We personalize everything in life. It’s natural to do this. The great teacher Joel Goldsmith teaches in his theology that we need to “impersonally impersonalize.”  In other words, we need to form a sense of objective reasoning that impersonalizes any given experience good or bad – a form of detachment. We don’t detach from how we feel.  We detach from how we perceive the problem, thus we face the problem head on.

Eventually we will develop a skin of radiance, a sheath of the Holy Spirit, and we are clothed in divine light. Problems may still penetrate, but that is because we’ve undressed from the sheath of light and are naked and vulnerable to the world. We’ve forgotten that we are clothed in the single garment of God’s love.

Trauma is not something to be taken lightly. Some people have been hurt so badly that they refuse to ever address what has hurt them.  Still, we need to be honest with ourselves. We look to the role of religion and spiritual development to help us move beyond. 

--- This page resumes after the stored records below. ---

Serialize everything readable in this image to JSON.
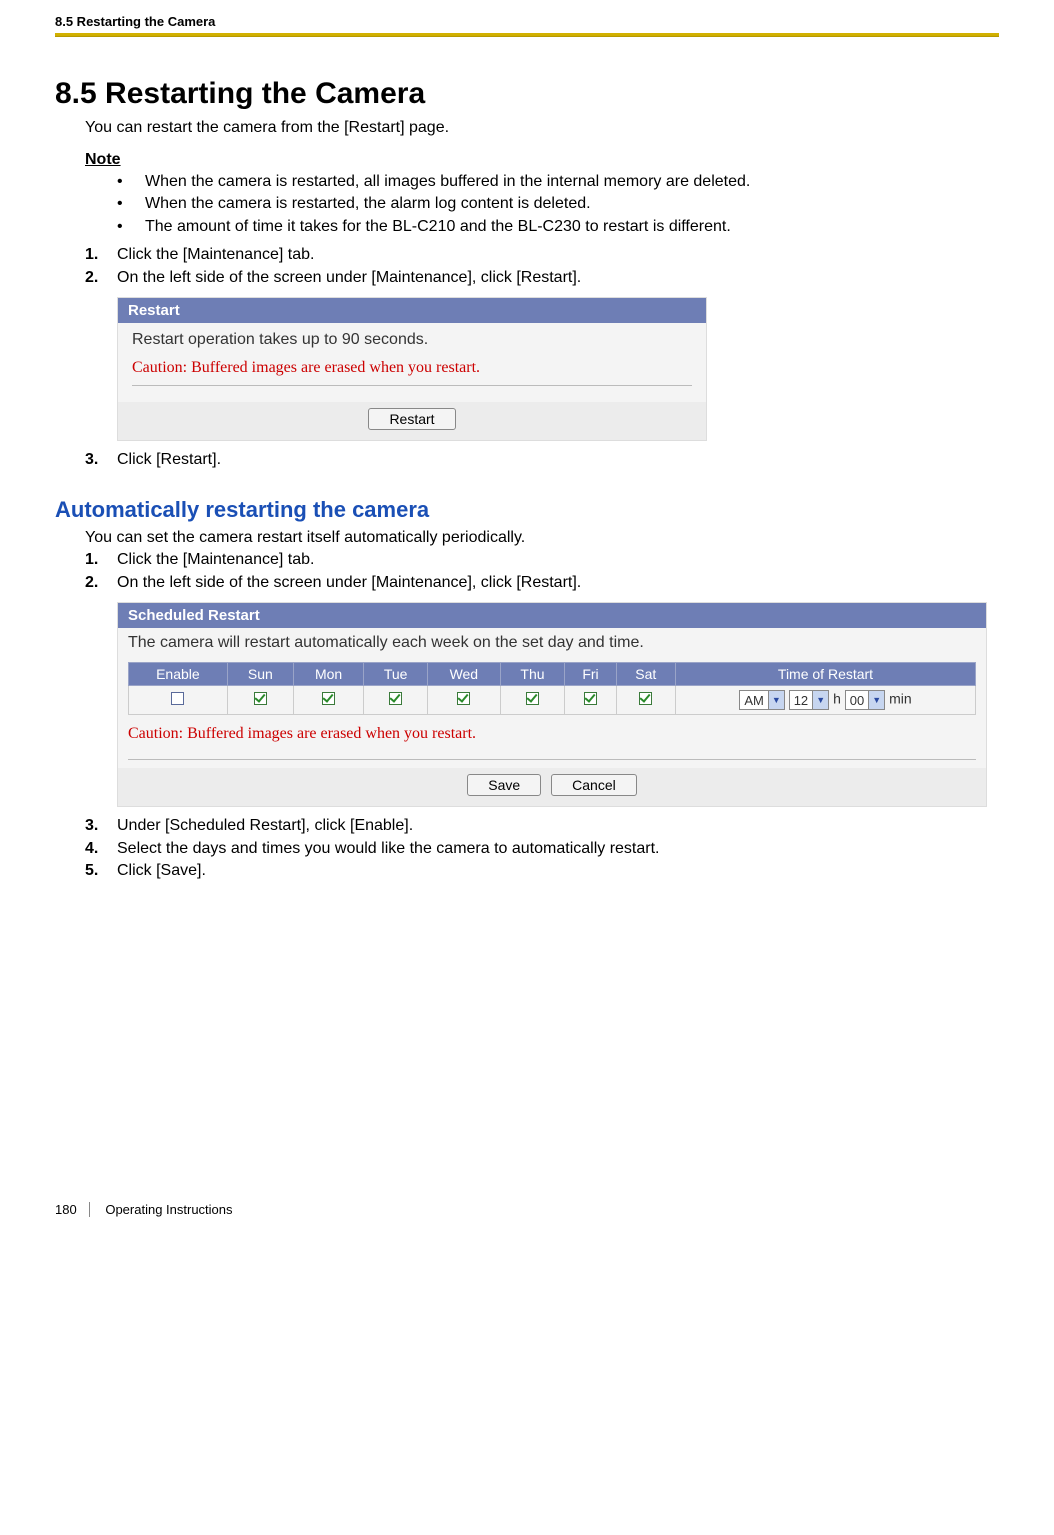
{
  "header": {
    "running_title": "8.5 Restarting the Camera"
  },
  "section": {
    "number_title": "8.5  Restarting the Camera"
  },
  "intro": "You can restart the camera from the [Restart] page.",
  "note": {
    "label": "Note",
    "items": [
      "When the camera is restarted, all images buffered in the internal memory are deleted.",
      "When the camera is restarted, the alarm log content is deleted.",
      "The amount of time it takes for the BL-C210 and the BL-C230 to restart is different."
    ]
  },
  "steps1": {
    "s1": {
      "num": "1.",
      "text": "Click the [Maintenance] tab."
    },
    "s2": {
      "num": "2.",
      "text": "On the left side of the screen under [Maintenance], click [Restart]."
    },
    "s3": {
      "num": "3.",
      "text": "Click [Restart]."
    }
  },
  "restart_panel": {
    "title": "Restart",
    "msg": "Restart operation takes up to 90 seconds.",
    "caution": "Caution: Buffered images are erased when you restart.",
    "button": "Restart"
  },
  "subsection": {
    "title": "Automatically restarting the camera"
  },
  "intro2": "You can set the camera restart itself automatically periodically.",
  "steps2": {
    "s1": {
      "num": "1.",
      "text": "Click the [Maintenance] tab."
    },
    "s2": {
      "num": "2.",
      "text": "On the left side of the screen under [Maintenance], click [Restart]."
    },
    "s3": {
      "num": "3.",
      "text": "Under [Scheduled Restart], click [Enable]."
    },
    "s4": {
      "num": "4.",
      "text": "Select the days and times you would like the camera to automatically restart."
    },
    "s5": {
      "num": "5.",
      "text": "Click [Save]."
    }
  },
  "sched_panel": {
    "title": "Scheduled Restart",
    "desc": "The camera will restart automatically each week on the set day and time.",
    "headers": {
      "enable": "Enable",
      "sun": "Sun",
      "mon": "Mon",
      "tue": "Tue",
      "wed": "Wed",
      "thu": "Thu",
      "fri": "Fri",
      "sat": "Sat",
      "tor": "Time of Restart"
    },
    "checks": {
      "enable": false,
      "sun": true,
      "mon": true,
      "tue": true,
      "wed": true,
      "thu": true,
      "fri": true,
      "sat": true
    },
    "time": {
      "ampm": "AM",
      "hour": "12",
      "h_label": "h",
      "min": "00",
      "min_label": "min"
    },
    "caution": "Caution: Buffered images are erased when you restart.",
    "save": "Save",
    "cancel": "Cancel"
  },
  "footer": {
    "page": "180",
    "doc": "Operating Instructions"
  }
}
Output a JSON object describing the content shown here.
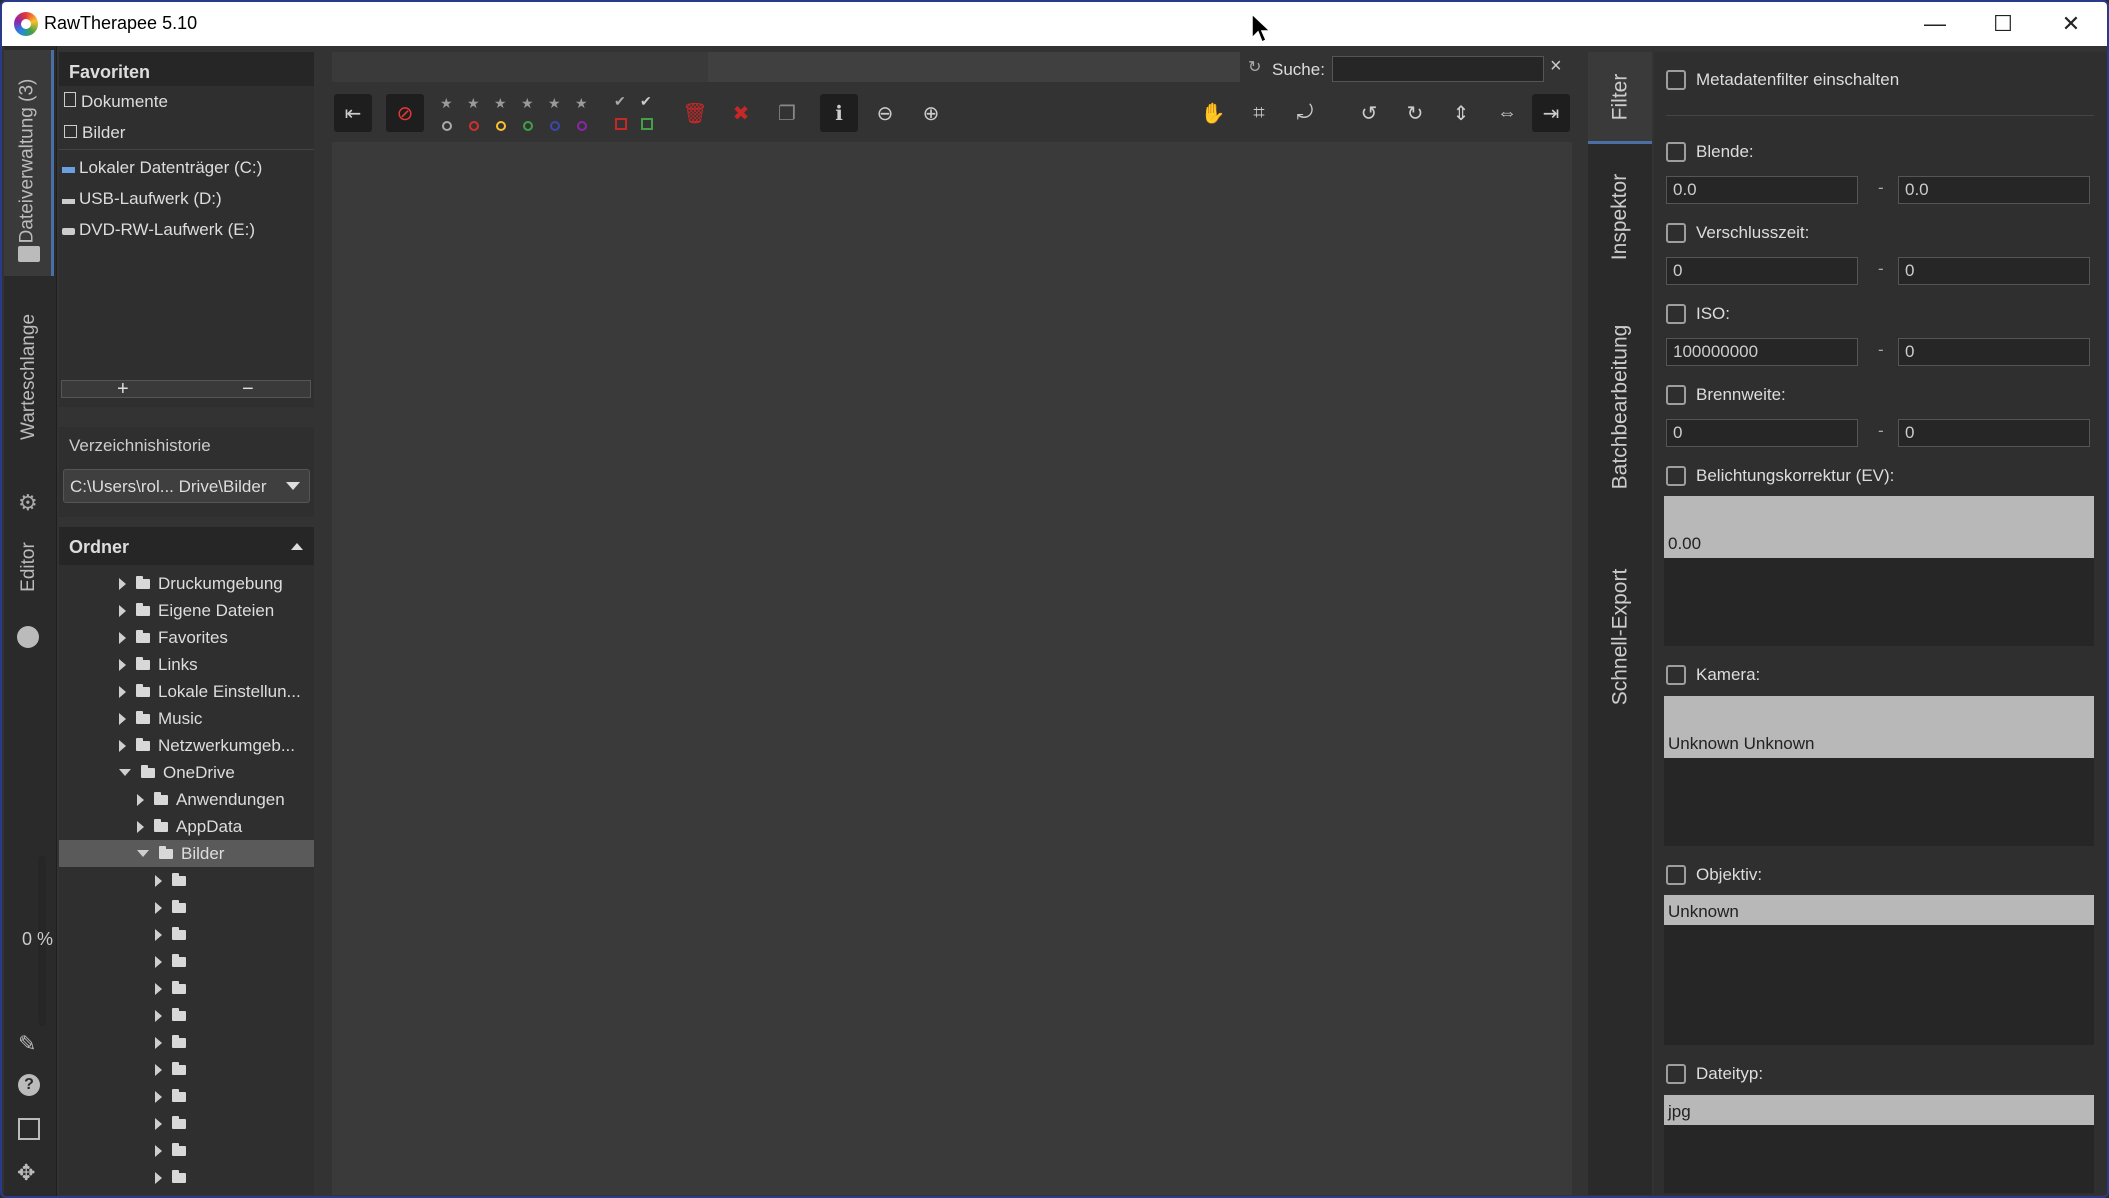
{
  "window": {
    "title": "RawTherapee 5.10",
    "minimize": "—",
    "maximize": "☐",
    "close": "✕"
  },
  "left_tabs": {
    "file_browser": "Dateiverwaltung (3)",
    "queue": "Warteschlange",
    "editor": "Editor",
    "progress": "0 %"
  },
  "favorites": {
    "header": "Favoriten",
    "items": [
      "Dokumente",
      "Bilder"
    ],
    "drives": [
      "Lokaler Datenträger (C:)",
      "USB-Laufwerk (D:)",
      "DVD-RW-Laufwerk (E:)"
    ],
    "add": "+",
    "remove": "−"
  },
  "history": {
    "header": "Verzeichnishistorie",
    "selected": "C:\\Users\\rol... Drive\\Bilder"
  },
  "folders": {
    "header": "Ordner",
    "items": [
      "Druckumgebung",
      "Eigene Dateien",
      "Favorites",
      "Links",
      "Lokale Einstellun...",
      "Music",
      "Netzwerkumgeb...",
      "OneDrive",
      "Anwendungen",
      "AppData",
      "Bilder"
    ]
  },
  "search": {
    "label": "Suche:",
    "value": "",
    "clear": "×"
  },
  "right_tabs": [
    "Filter",
    "Inspektor",
    "Batchbearbeitung",
    "Schnell-Export"
  ],
  "filter": {
    "enable_metadata": "Metadatenfilter einschalten",
    "aperture": {
      "label": "Blende:",
      "from": "0.0",
      "to": "0.0"
    },
    "shutter": {
      "label": "Verschlusszeit:",
      "from": "0",
      "to": "0"
    },
    "iso": {
      "label": "ISO:",
      "from": "100000000",
      "to": "0"
    },
    "focal": {
      "label": "Brennweite:",
      "from": "0",
      "to": "0"
    },
    "exposure": {
      "label": "Belichtungskorrektur (EV):",
      "value": "0.00"
    },
    "camera": {
      "label": "Kamera:",
      "value": "Unknown Unknown"
    },
    "lens": {
      "label": "Objektiv:",
      "value": "Unknown"
    },
    "filetype": {
      "label": "Dateityp:",
      "value": "jpg"
    },
    "dash": "-"
  },
  "colors": {
    "accent": "#4a6fa5",
    "background": "#333333",
    "panel": "#2f2f2f"
  }
}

Jesus and his followers were spiritual healers. In scripture, Jesus sees the spiritual wounds and heals them. He empowers the lame to recognize the thing that was holding them back, to live for good and strive to move on. When he appoints the followers to heal, they are wandering psychologists, bringing theological virtues to world weary people and showing them a better way to approach problems.

True in the beginning we may be a floundering gloppy mess, but, in the end, we are well formed creatures of spirit advancing beyond chaos and the dark to a healing light of Oneness.